Problem can be simplified like these: Let's call pair $$$(i, j)$$$ bad if $$$i < j$$$ and $$$a_i > a_j$$$. We need to find if maximum sum of bad pars, which is inside $$$[l_i, r_i]$$$, is not greater than $$$k$$$ (for all bad $$$(i, j)$$$ satisfies $$$a_i + a_j \le k$$$).

Create a segment tree for maximum value and a merge sort tree where each node has a sorted vector containing all elements in the range of this node. Store the maximum sum of bad pair, which is inside $$$[l_{node},r_{node}]$$$, in $$$vis_{node}$$$. Now we can answer the query recursively like a segment tree.

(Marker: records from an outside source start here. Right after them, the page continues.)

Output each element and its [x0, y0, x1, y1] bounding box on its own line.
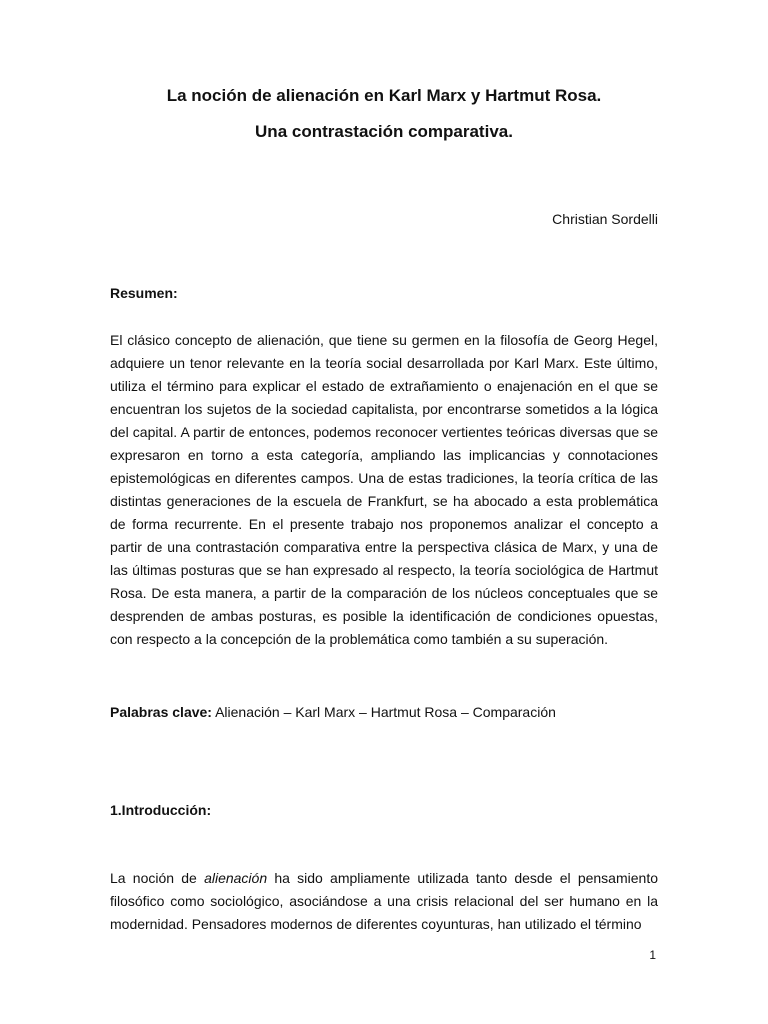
abstract-heading: Resumen:: [110, 285, 178, 301]
author-name: Christian Sordelli: [552, 211, 658, 227]
introduction-paragraph: [110, 867, 658, 936]
keywords-text: Alienación – Karl Marx – Hartmut Rosa – Comparación: [211, 704, 556, 720]
title-line-1: La noción de alienación en Karl Marx y Hartmut Rosa.: [166, 86, 602, 105]
title-line-2: Una contrastación comparativa.: [255, 122, 513, 141]
introduction-heading: 1.Introducción:: [110, 802, 212, 818]
intro-text-after: ha sido ampliamente utilizada tanto desde el pensamiento filosófico como sociológico, asociándose a una crisis relacional del ser humano en la modernidad. Pensadores modernos de diferentes coyunturas, han utilizado el término: [110, 870, 658, 932]
intro-emphasis: alienación: [204, 870, 268, 886]
intro-text-before: La noción de: [110, 870, 205, 886]
keywords-label: Palabras clave:: [110, 704, 212, 720]
page-number: 1: [649, 948, 656, 962]
keywords-line: [110, 704, 556, 720]
abstract-paragraph: El clásico concepto de alienación, que tiene su germen en la filosofía de Georg Hegel, adquiere un tenor relevante en la teoría social desarrollada por Karl Marx. Este último, utiliza el término para explicar el estado de extrañamiento o enajenación en el que se encuentran los sujetos de la sociedad capitalista, por encontrarse sometidos a la lógica del capital. A partir de entonces, podemos reconocer vertientes teóricas diversas que se expresaron en torno a esta categoría, ampliando las implicancias y connotaciones epistemológicas en diferentes campos. Una de estas tradiciones, la teoría crítica de las distintas generaciones de la escuela de Frankfurt, se ha abocado a esta problemática de forma recurrente. En el presente trabajo nos proponemos analizar el concepto a partir de una contrastación comparativa entre la perspectiva clásica de Marx, y una de las últimas posturas que se han expresado al respecto, la teoría sociológica de Hartmut Rosa. De esta manera, a partir de la comparación de los núcleos conceptuales que se desprenden de ambas posturas, es posible la identificación de condiciones opuestas, con respecto a la concepción de la problemática como también a su superación.: [110, 332, 658, 647]
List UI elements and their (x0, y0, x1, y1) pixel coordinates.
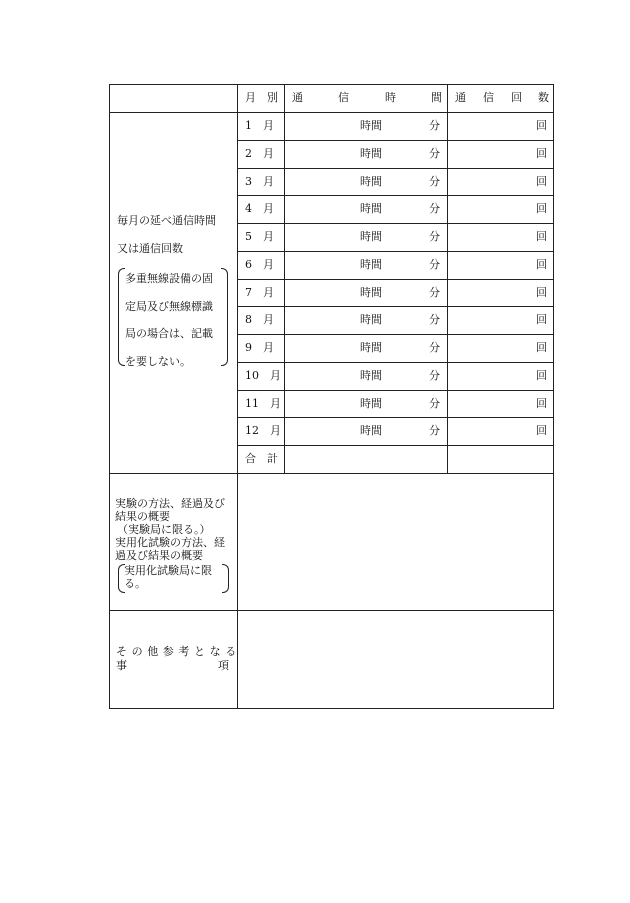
times-unit: 回 (536, 313, 547, 326)
table-border-bottom (109, 708, 554, 709)
table-border-left (109, 84, 110, 709)
month-label: 4 月 (245, 202, 274, 215)
experiment-label-line: 過及び結果の概要 (115, 549, 203, 562)
hours-unit: 時間 (360, 230, 382, 243)
minutes-unit: 分 (429, 424, 440, 437)
hours-unit: 時間 (360, 175, 382, 188)
count-header-char: 回 (511, 91, 522, 104)
minutes-unit: 分 (429, 119, 440, 132)
times-unit: 回 (536, 341, 547, 354)
time-header-char: 信 (338, 91, 349, 104)
hours-unit: 時間 (360, 147, 382, 160)
experiment-label-line: 結果の概要 (115, 510, 170, 523)
hours-unit: 時間 (360, 258, 382, 271)
month-label: 9 月 (245, 341, 274, 354)
monthly-note-line: 多重無線設備の固 (125, 272, 213, 285)
minutes-unit: 分 (429, 147, 440, 160)
section-divider (109, 610, 554, 611)
table-border-top (109, 84, 554, 85)
times-unit: 回 (536, 286, 547, 299)
hours-unit: 時間 (360, 313, 382, 326)
monthly-label-line: 毎月の延べ通信時間 (117, 214, 216, 227)
month-label: 12 月 (245, 424, 281, 437)
label-column-divider (237, 84, 238, 709)
hours-unit: 時間 (360, 341, 382, 354)
note-bracket-right (221, 268, 228, 366)
monthly-note-line: 局の場合は、記載 (125, 327, 213, 340)
month-label: 6 月 (245, 258, 274, 271)
month-label: 3 月 (245, 175, 274, 188)
times-unit: 回 (536, 258, 547, 271)
minutes-unit: 分 (429, 286, 440, 299)
hours-unit: 時間 (360, 369, 382, 382)
total-label: 合 計 (245, 452, 278, 465)
trial-bracket-right (222, 564, 229, 593)
experiment-bracket-line: る。 (124, 577, 146, 590)
monthly-note-line: を要しない。 (125, 355, 191, 368)
minutes-unit: 分 (429, 175, 440, 188)
month-column-divider (284, 84, 285, 473)
report-form (109, 84, 554, 709)
times-unit: 回 (536, 175, 547, 188)
experiment-label-line: 実験の方法、経過及び (115, 497, 225, 510)
time-header-char: 間 (431, 91, 442, 104)
month-label: 1 月 (245, 119, 274, 132)
experiment-label-line: （実験局に限る。） (117, 523, 211, 536)
section-divider (109, 473, 554, 474)
times-unit: 回 (536, 202, 547, 215)
count-header-char: 通 (455, 91, 466, 104)
header-divider (109, 112, 554, 113)
times-unit: 回 (536, 424, 547, 437)
time-header-char: 時 (385, 91, 396, 104)
month-column-header: 月 別 (245, 91, 278, 104)
month-label: 11 月 (245, 397, 281, 410)
table-border-right (553, 84, 554, 709)
times-unit: 回 (536, 369, 547, 382)
month-label: 8 月 (245, 313, 274, 326)
times-unit: 回 (536, 230, 547, 243)
month-label: 10 月 (245, 369, 281, 382)
monthly-note-line: 定局及び無線標識 (125, 300, 213, 313)
minutes-unit: 分 (429, 258, 440, 271)
month-label: 5 月 (245, 230, 274, 243)
experiment-bracket-line: 実用化試験局に限 (124, 564, 212, 577)
hours-unit: 時間 (360, 202, 382, 215)
monthly-label-line: 又は通信回数 (117, 242, 183, 255)
minutes-unit: 分 (429, 397, 440, 410)
minutes-unit: 分 (429, 230, 440, 243)
times-unit: 回 (536, 119, 547, 132)
experiment-label-line: 実用化試験の方法、経 (115, 536, 225, 549)
other-label-line: その他参考となる (116, 645, 241, 658)
time-column-divider (447, 84, 448, 473)
minutes-unit: 分 (429, 369, 440, 382)
hours-unit: 時間 (360, 424, 382, 437)
month-label: 2 月 (245, 147, 274, 160)
minutes-unit: 分 (429, 341, 440, 354)
other-label-char: 事 (116, 659, 127, 672)
minutes-unit: 分 (429, 313, 440, 326)
count-header-char: 数 (538, 91, 549, 104)
hours-unit: 時間 (360, 119, 382, 132)
hours-unit: 時間 (360, 397, 382, 410)
times-unit: 回 (536, 397, 547, 410)
other-label-char: 項 (218, 659, 229, 672)
times-unit: 回 (536, 147, 547, 160)
hours-unit: 時間 (360, 286, 382, 299)
count-header-char: 信 (483, 91, 494, 104)
note-bracket-left (118, 268, 125, 366)
time-header-char: 通 (292, 91, 303, 104)
month-label: 7 月 (245, 286, 274, 299)
minutes-unit: 分 (429, 202, 440, 215)
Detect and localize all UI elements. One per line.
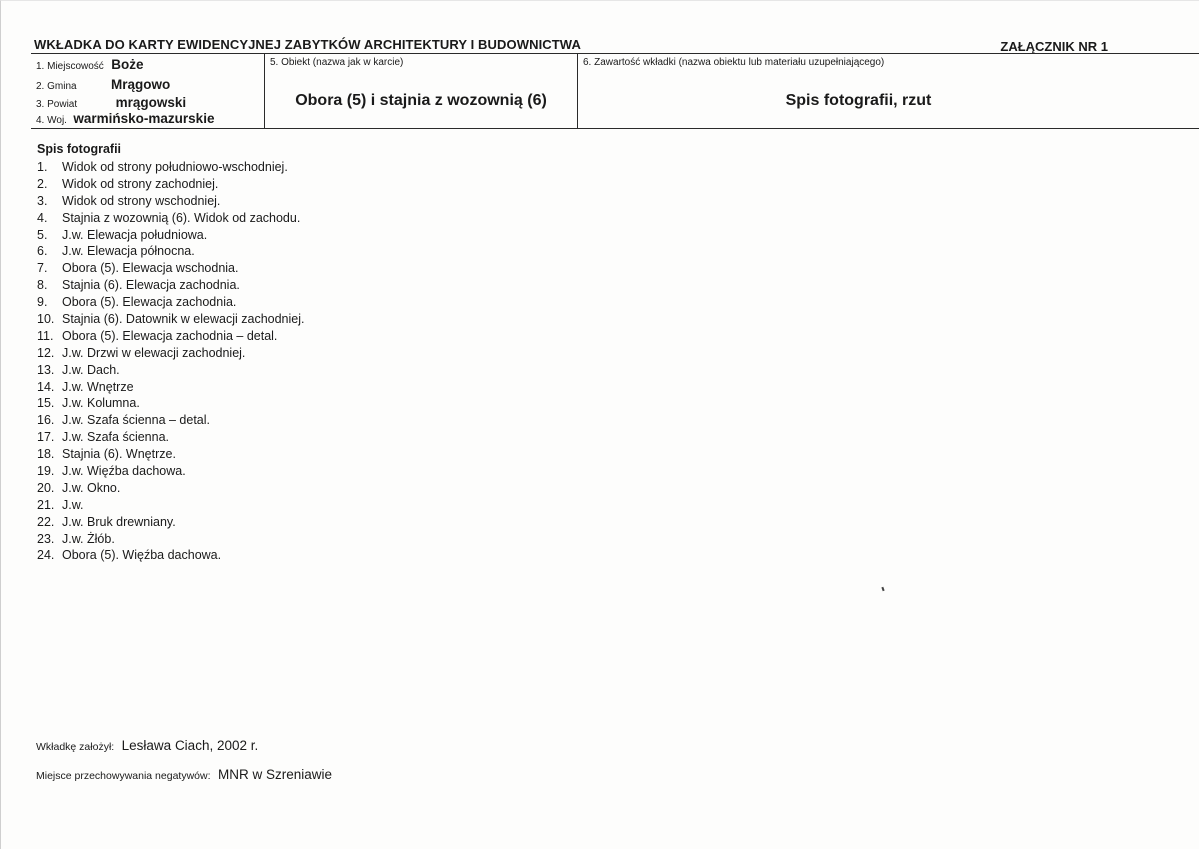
woj-value: warmińsko-mazurskie — [73, 111, 215, 126]
list-item — [37, 294, 304, 311]
object-value: Obora (5) i stajnia z wozownią (6) — [295, 92, 547, 109]
item-text: Obora (5). Więźba dachowa. — [62, 548, 222, 563]
item-number: 12. — [37, 345, 55, 360]
list-item — [37, 277, 304, 294]
item-text: J.w. Elewacja północna. — [62, 244, 195, 259]
author-value: Lesława Ciach, 2002 r. — [121, 738, 259, 753]
item-text: J.w. Żłób. — [62, 531, 115, 546]
item-text: Widok od strony zachodniej. — [62, 176, 219, 191]
list-item — [37, 260, 304, 277]
item-number: 20. — [37, 480, 55, 495]
item-text: Widok od strony południowo-wschodniej. — [62, 160, 288, 174]
photo-list-heading: Spis fotografii — [37, 142, 122, 156]
item-number: 9. — [37, 295, 48, 310]
item-text: J.w. Dach. — [62, 362, 120, 377]
list-item — [37, 193, 304, 210]
list-item — [37, 362, 304, 379]
item-number: 15. — [37, 396, 55, 411]
annex-number: ZAŁĄCZNIK NR 1 — [1000, 39, 1108, 54]
item-text: Obora (5). Elewacja zachodnia. — [62, 295, 237, 310]
storage-row — [36, 766, 332, 784]
list-item — [37, 227, 304, 244]
contents-value: Spis fotografii, rzut — [785, 92, 932, 109]
item-number: 8. — [37, 278, 48, 293]
item-text: Obora (5). Elewacja wschodnia. — [62, 261, 239, 276]
object-label: 5. Obiekt (nazwa jak w karcie) — [270, 57, 404, 68]
item-number: 19. — [37, 464, 55, 479]
item-text: Stajnia (6). Elewacja zachodnia. — [62, 278, 240, 293]
form-header-table — [31, 53, 1199, 129]
item-text: J.w. Wnętrze — [62, 379, 134, 394]
list-item — [37, 446, 304, 463]
item-text: Widok od strony wschodniej. — [62, 193, 221, 208]
item-text: Stajnia (6). Wnętrze. — [62, 447, 176, 462]
item-text: J.w. — [62, 497, 84, 512]
document-title: WKŁADKA DO KARTY EWIDENCYJNEJ ZABYTKÓW ARCHITEKTURY I BUDOWNICTWA — [34, 37, 581, 52]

For some $$$node$$$ if $$$[l_{node},r_{node}]$$$ is outside $$$[l_i, r_i]$$$ its answer is $$$true$$$. If its entirely contained, first we check if $$$vis_{node} \le k$$$, if so we can do binary search on the vector to find the greatest element which is smaller than $$$mx$$$ (max number before this segment($$$node$$$)) to find maximum sum of bad pairs which right element is in $$$[l_{node},r_{node}]$$$ and left element is in $$$[l_i, l_{node} - 1]$$$. And check $$$mx + element \le k$$$ then update $$$mx$$$. If neither of the previous conditions are satisfied, we take the answer of the left child and the answer of the right child. Check if they are both $$$true$$$. Time complexity for building the merge sort tree is $$$O(nlogn)$$$ because we go through each element $$$logn$$$ times, and the time complexity for answering the queries is $$$O(qlog^2n)$$$ because in each query we visit logn nodes at most, doing binary search in each one in $$$O(logn)$$$.